Saunt, Claudio. West of the Revolution: An Uncommon History of 1776 First edition. New York: W.W. Norton and Company, 2014 and companion websites: http://usg.maps.arcgis.com/apps/webappviewer/index.html?id=eb6ca76e008543a89349ff2517db47e6 and https://www.chronicle.com/article/Digital-History-Center-Strives/148657

  • This interactive map depicts every Native American land cession, by treaty or by executive order, between 1776 and 1887. Users can search by nation or location, status of land (unceded territory, Indian homeland, or reservation), and choose between different map views, including source maps. If you prefer, you can also access a youtube video illustrating this land invasion. 
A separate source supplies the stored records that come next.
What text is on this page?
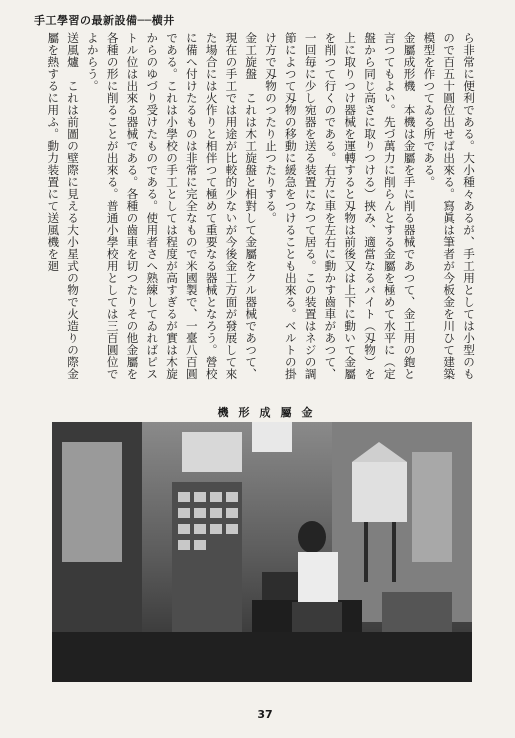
手工學習の最新設備──横井

ら非常に便利である。大小種々あるが、手工用としては小型のもので百五十圓位出せば出來る。寫眞は筆者が今板金を川ひて建築模型を作つてゐる所である。

金屬成形機　本機は金屬を手に削る器械であつて、金工用の鉋と言つてもよい。先づ萬力に削らんとする金屬を極めて水平に（定盤から同じ高さに取りつける）挾み、適當なるバイト（刄物）を上に取りつけ器械を運轉すると刄物は前後又は上下に動いて金屬を削つて行くのである。右方に車を左右に動かす齒車があつて、一回毎に少し宛器を送る装置になつて居る。この装置はネジの調節によつて刄物の移動に緩急をつけることも出來る。ベルトの掛け方で刄物のつたり止つたりする。

金工旋盤　これは木工旋盤と相對して金屬をクル器械であつて、現在の手工では用途が比較的少ないが今後金工方面が發展して來た場合には火作りと相伴つて極めて重要なる器械となろう。營校に備へ付けたるものは非常に完全なもので米國製で、一臺八百圓である。これは小學校の手工としては程度が高すぎるが實は木旋からのゆづり受けたものである。使用者さへ熟練してゐればピストル位は出來る器械である。各種の齒車を切つたりその他金屬を各種の形に削ることが出來る。普通小學校用としては三百圓位でよからう。

送風爐　これは前圖の壁際に見える大小星式の物で火造りの際金屬を熱するに用ふ。動力装置にて送風機を廻

機形成屬金
37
Texas Tech University, The Vietnam Center and Sam Johnson Vietnam Archive. “The Virtual Vietnam Archive.”  https://www.vietnam.ttu.edu/virtualarchive/index.htm

  • This digital archive contains seven million pages of scanned documents. These documents tend to be more personal in nature – personal photographs, letters home, etc. While there are some official records, particularly from the USMC (see below), these are generally copies kept and donated by veterans or researchers. The site is also home to a variety of digital exhibits about the Vietnam War and oral history interviews with Vietnam veterans. 

The Muninn Project. http://blog.muninn-project.org/. Better url: http://rdf.muninn-project.org/

  • The Muninn Project is a multidisciplinary, multinational, academic research project investigating millions of records pertaining to WWI in archives around the world. They aim to take archives of digitized documents, extract the written data, and turn the resulting information into structured databases, which will then support further research.  Muninn makes use of OWL ontologies to markup and record different pieces of information, all of which are available at the “better url” and give users a detailed look into the precision and attention to detail that go into marking up digitized documents. 

The Wilson Center. “Cold War International History Project.” https://www.wilsoncenter.org/program/cold-war-international-history-project

  • This project uses a variety of different digital approaches, including podcasts, digital publications, a blog, and a digital archive, all of which allow users to reassess the Cold War and its many contemporary legacies and support the project’s goal of full and prompt release of historical materials by governments on all sides of the Cold War. These blog posts and publications include both research and analysis of primary sources and discussions of sources and methods.

Triplett, Edward. “Book of Fortresses.” https://www.bookoffortresses.org/

  • Book of Fortresses uses digital tools to spatially reconstruct an early-16th century Portuguese source by the same name. The book contains drawings and architectural plans of more than 55 fortresses and fortified towns along the border between Portugal and Spain. These 3D constructions are placed in their landscape using 3D GIS layers and the creators hope to use this to one day determine how accurate the artist was and how the castles and towns have changed since they were captured by the artist in 1510. 

University of North Carolina at Greensboro. “Betty H. Carter Women Veterans Historical Project.”  http://libcdm1.uncg.edu/cdm/landingpage/collection/WVHP

  • This digital archive is home to a wide variety of source material of all formats from WWI to the present day, including   World War I, World War II, the Korean War, the Vietnam War, The Cold War, Desert Storm, the Gulf Wars, and the War on Terror. Users can filter these sources by era, branch of service, type of material, and date, but all of the sources, from the expansive oral histories to the uniforms to the transcribed letters,  tell the story of the contributions of women in the military and related service organizations.